Wäre der Film hier zu Ende, er würde sich komplett ins Strickmuster altbekannter Selbstfindungsplots mit viel Zeigefinger fügen; die emanzipatorischen Züge, dass es darum geht, eine smarte Rolle zu finden, die für Mädchen nach wie vor kaum selbstverständlich ist, wären sauber eingeordnet und entschärft. Aber dann geschieht zum ersten Mal etwas Überraschendes: Plötzlich hat – nach ein paar unwichtigen Gastspielen von halbprominenten HipHop-Stars wie Tweet, Ginuwine und Jadakiss & Sheek – Missy Elliott ihren furiosen Auftritt und bringt gerade so viel Anarchie in den Plot, dass der Film humorvoll Richtung wirkliche Befreiung kippt.
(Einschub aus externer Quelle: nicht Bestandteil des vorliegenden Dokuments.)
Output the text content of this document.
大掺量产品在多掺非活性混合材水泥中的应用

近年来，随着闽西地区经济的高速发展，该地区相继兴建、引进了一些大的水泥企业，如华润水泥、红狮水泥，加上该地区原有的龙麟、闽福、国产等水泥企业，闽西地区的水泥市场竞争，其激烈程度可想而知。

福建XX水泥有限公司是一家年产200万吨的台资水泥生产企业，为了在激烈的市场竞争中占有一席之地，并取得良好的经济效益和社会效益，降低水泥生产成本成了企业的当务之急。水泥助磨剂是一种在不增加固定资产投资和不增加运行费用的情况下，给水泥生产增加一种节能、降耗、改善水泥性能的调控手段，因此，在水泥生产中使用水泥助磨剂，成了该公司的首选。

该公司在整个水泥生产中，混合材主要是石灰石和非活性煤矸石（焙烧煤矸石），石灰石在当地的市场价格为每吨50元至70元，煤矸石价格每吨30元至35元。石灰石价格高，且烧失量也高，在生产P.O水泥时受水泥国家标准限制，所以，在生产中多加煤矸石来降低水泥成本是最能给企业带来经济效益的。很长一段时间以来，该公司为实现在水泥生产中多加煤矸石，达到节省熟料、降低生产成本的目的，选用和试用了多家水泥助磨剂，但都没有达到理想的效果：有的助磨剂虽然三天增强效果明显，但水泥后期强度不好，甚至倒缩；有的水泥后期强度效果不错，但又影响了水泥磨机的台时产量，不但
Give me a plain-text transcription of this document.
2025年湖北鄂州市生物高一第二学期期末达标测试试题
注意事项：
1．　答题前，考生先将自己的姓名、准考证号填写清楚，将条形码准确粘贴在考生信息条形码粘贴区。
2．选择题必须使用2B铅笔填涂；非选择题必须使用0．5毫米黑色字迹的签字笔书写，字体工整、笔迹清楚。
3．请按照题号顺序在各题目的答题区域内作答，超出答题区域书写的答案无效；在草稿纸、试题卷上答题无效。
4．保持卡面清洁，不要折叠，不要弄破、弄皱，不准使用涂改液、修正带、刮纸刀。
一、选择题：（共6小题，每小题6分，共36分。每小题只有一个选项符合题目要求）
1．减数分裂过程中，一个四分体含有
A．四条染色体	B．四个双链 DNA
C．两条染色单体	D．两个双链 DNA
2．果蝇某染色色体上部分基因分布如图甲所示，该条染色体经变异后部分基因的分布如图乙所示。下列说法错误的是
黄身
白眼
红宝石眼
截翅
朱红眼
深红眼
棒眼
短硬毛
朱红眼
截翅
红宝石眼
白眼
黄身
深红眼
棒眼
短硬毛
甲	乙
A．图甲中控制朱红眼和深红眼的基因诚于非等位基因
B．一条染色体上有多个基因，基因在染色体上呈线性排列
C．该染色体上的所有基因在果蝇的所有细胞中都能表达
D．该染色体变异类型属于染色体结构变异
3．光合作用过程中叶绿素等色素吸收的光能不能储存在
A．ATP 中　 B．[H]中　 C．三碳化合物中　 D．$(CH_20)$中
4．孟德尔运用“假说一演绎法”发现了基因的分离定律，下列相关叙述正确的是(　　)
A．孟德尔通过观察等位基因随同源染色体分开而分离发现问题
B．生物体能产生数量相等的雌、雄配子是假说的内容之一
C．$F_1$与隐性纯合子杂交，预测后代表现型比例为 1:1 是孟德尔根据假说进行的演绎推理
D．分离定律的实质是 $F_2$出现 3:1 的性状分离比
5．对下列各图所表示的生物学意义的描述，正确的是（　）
Missy Elliott, die berühmte Rapperin, die für ihre Unabhängigkeit bekannt ist, hat die Schnauze voll vom branchenüblichen „Pornogewackel“, übergeht den bösen Videoproduzenten und macht sich auf die Suche nach Honey, die ihren nächsten Clip choreografieren soll. Der Mammon ist vielleicht doch nicht ganz so schlecht, es lebe die Verschwesterung, und Honey wird sich in Zukunft wohl nicht mehr ausschließlich um ihre Bescheidenheit, um ihre wahren inneren Werte kümmern müssen. SUSANNE MESSMER

„Honey“. Regie: Billy Woodruff. Mit Jessica Alba, Mekhi Phifer, Makyla Smith u. a., USA 2003, 94 Min.